I'm not sure why SV (saves) did not make the cut for features used to predict IP_Relief, while Holds, BS (blown saves) and WXR (wins added in relief) proved to be useful indicators. Maybe this goes to show that saves statistics get abused too much nowadays. A setup man with twice the holds and double the WXR as another setup man is most certainly a more valuable setup man, but a pitcher with 60 saves is not inherently more valuable than a pitcher with 30 saves.
The IP_Start also has an interesting caveat:
0.8554 * W_2008
+ 0.877 * VORP_2008
- 16.6386 * SNVAR_2008
+ 2.8454 * SNWP_R_2008
- 0.606 * L_average
+ 0.5458 * VORP_average
- 2.2624 * SNVAR_average
+ 0.2685 * proj_IP_v26
+ 0.6921 * proj_IP_Start_v26
- 0.761 * proj_IP_Relief_v26_w_value
Here "SNWP_R" is a BP feature (Support Neutral Winning Percentage) that I turned into an "over replacement" stat. This is BP's stat for measuring starter quality on a 0.0-1.0 scale where about 0.44 is replacement level (and 0.6 is really good). I smoothed values for low-IP guys and count the points above 0.44 (multiplied by 100).

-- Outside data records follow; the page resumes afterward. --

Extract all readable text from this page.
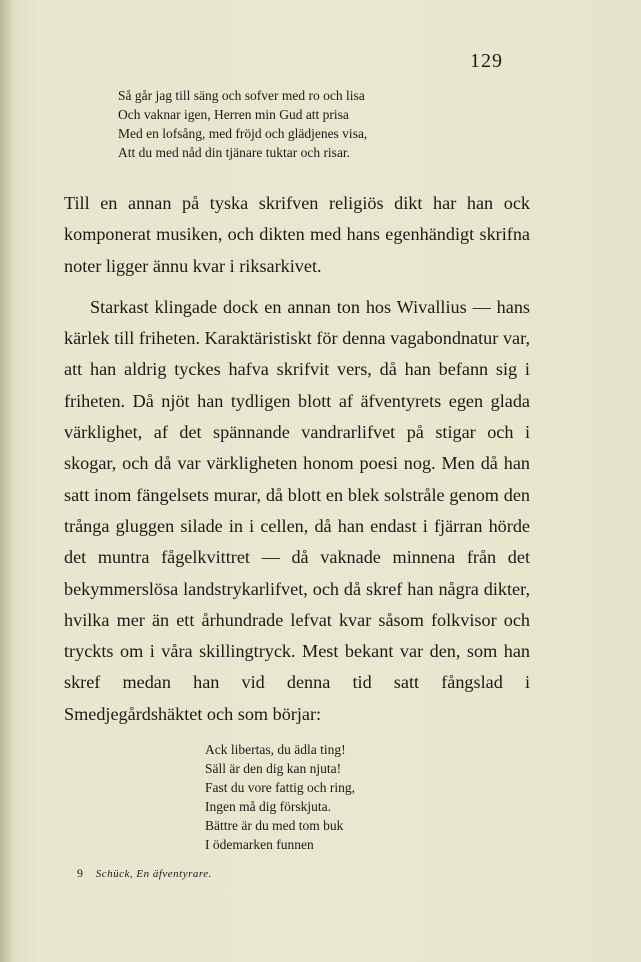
129
Så går jag till säng och sofver med ro och lisa
Och vaknar igen, Herren min Gud att prisa
Med en lofsång, med fröjd och glädjenes visa,
Att du med nåd din tjänare tuktar och risar.

Till en annan på tyska skrifven religiös dikt har han ock komponerat musiken, och dikten med hans egenhändigt skrifna noter ligger ännu kvar i riksarkivet.

Starkast klingade dock en annan ton hos Wivallius — hans kärlek till friheten. Karaktäristiskt för denna vagabondnatur var, att han aldrig tyckes hafva skrifvit vers, då han befann sig i friheten. Då njöt han tydligen blott af äfventyrets egen glada värklighet, af det spännande vandrarlifvet på stigar och i skogar, och då var värkligheten honom poesi nog. Men då han satt inom fängelsets murar, då blott en blek solstråle genom den trånga gluggen silade in i cellen, då han endast i fjärran hörde det muntra fågelkvittret — då vaknade minnena från det bekymmerslösa landstrykarlifvet, och då skref han några dikter, hvilka mer än ett århundrade lefvat kvar såsom folkvisor och tryckts om i våra skillingtryck. Mest bekant var den, som han skref medan han vid denna tid satt fångslad i Smedjegårdshäktet och som börjar:

Ack libertas, du ädla ting!
Säll är den dig kan njuta!
Fast du vore fattig och ring,
Ingen må dig förskjuta.
Bättre är du med tom buk
I ödemarken funnen
9 Schück, En äfventyrare.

What's interesting is that SNVAR (wins added as a starter, also from BP) is negative. Positive values for VORP and negative ones for SNVAR mostly neutralize each other for starters, while SNWP_R is always positive. Therefore a starter who is really good in 160 innings will get the same credit as a starter who is equally good in 220 innings (same SNWP but higher SNVAR).
The basic proj_IP_Start_v26 (IP & rookie stats only) IP_Start model is essentially a regression of last year's IP_Start (with extra credit for previous years' IP), so it's interesting that the bonus for a good 160 IP pitcher is the same as that for a good 220 IP pitcher (although the later is hurt more by regression in the simple model). The model does not a have a feature to say "this guy has pitched 220 innings every year for five years, so I should give him credit for that skill," but still, it seems to suggest that such pitchers are more lucky than skillful. As Brendan Webb showed last year, being a workhorse for years does not preclude a regression to the mean. It's easy to say that a guy is special in retrospect, but projecting into the future, there is no reason to give any of today's pitchers a 50th precentile projection of 220 IP.

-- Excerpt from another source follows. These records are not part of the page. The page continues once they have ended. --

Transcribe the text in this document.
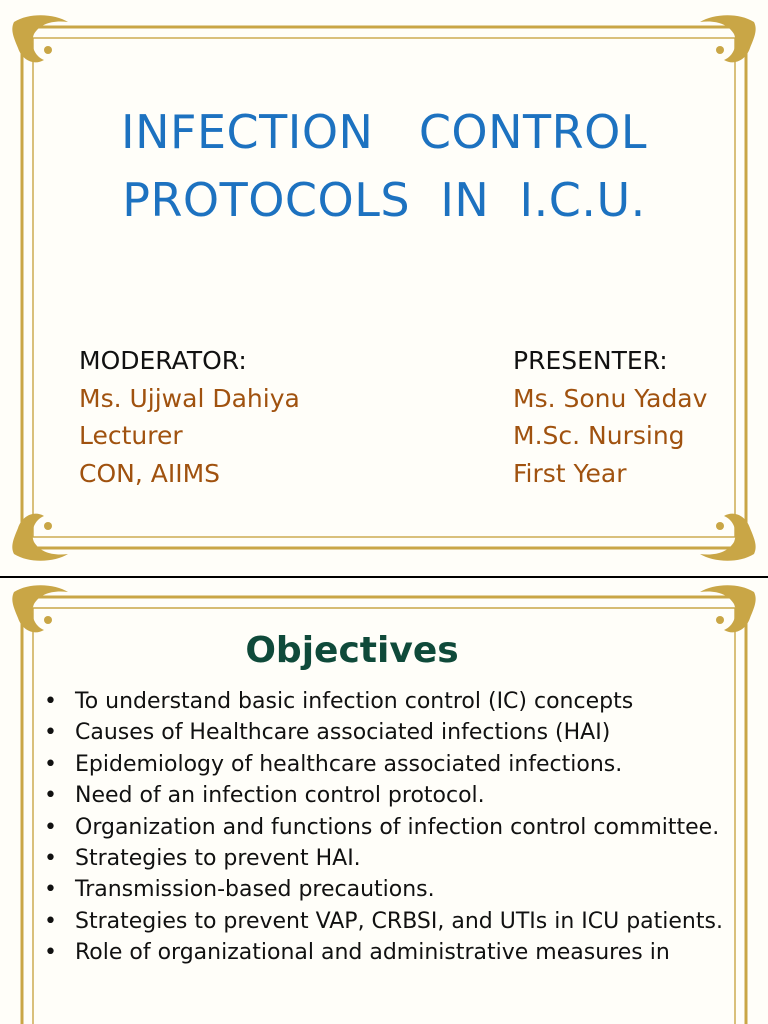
INFECTION   CONTROL
PROTOCOLS  IN  I.C.U.
MODERATOR:
Ms. Ujjwal Dahiya
Lecturer
CON, AIIMS
PRESENTER:
Ms. Sonu Yadav
M.Sc. Nursing
First Year
Objectives
• To understand basic infection control (IC) concepts
• Causes of Healthcare associated infections (HAI)
• Epidemiology of healthcare associated infections.
• Need of an infection control protocol.
• Organization and functions of infection control committee.
• Strategies to prevent HAI.
• Transmission-based precautions.
• Strategies to prevent VAP, CRBSI, and UTIs in ICU patients.
• Role of organizational and administrative measures in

I'd be happy to discuss more details about these models if anyone is interested. Otherwise, I'll proceed to 2010 projections and thoughts for further improvements. Including a better understanding of how injuries affect IP prediction.
Also, I need to repeat these steps (and some other steps) for ERA prediction, and VORP prediction (although hopefully ERA and IP will interact well enough to produce VORP projections directly).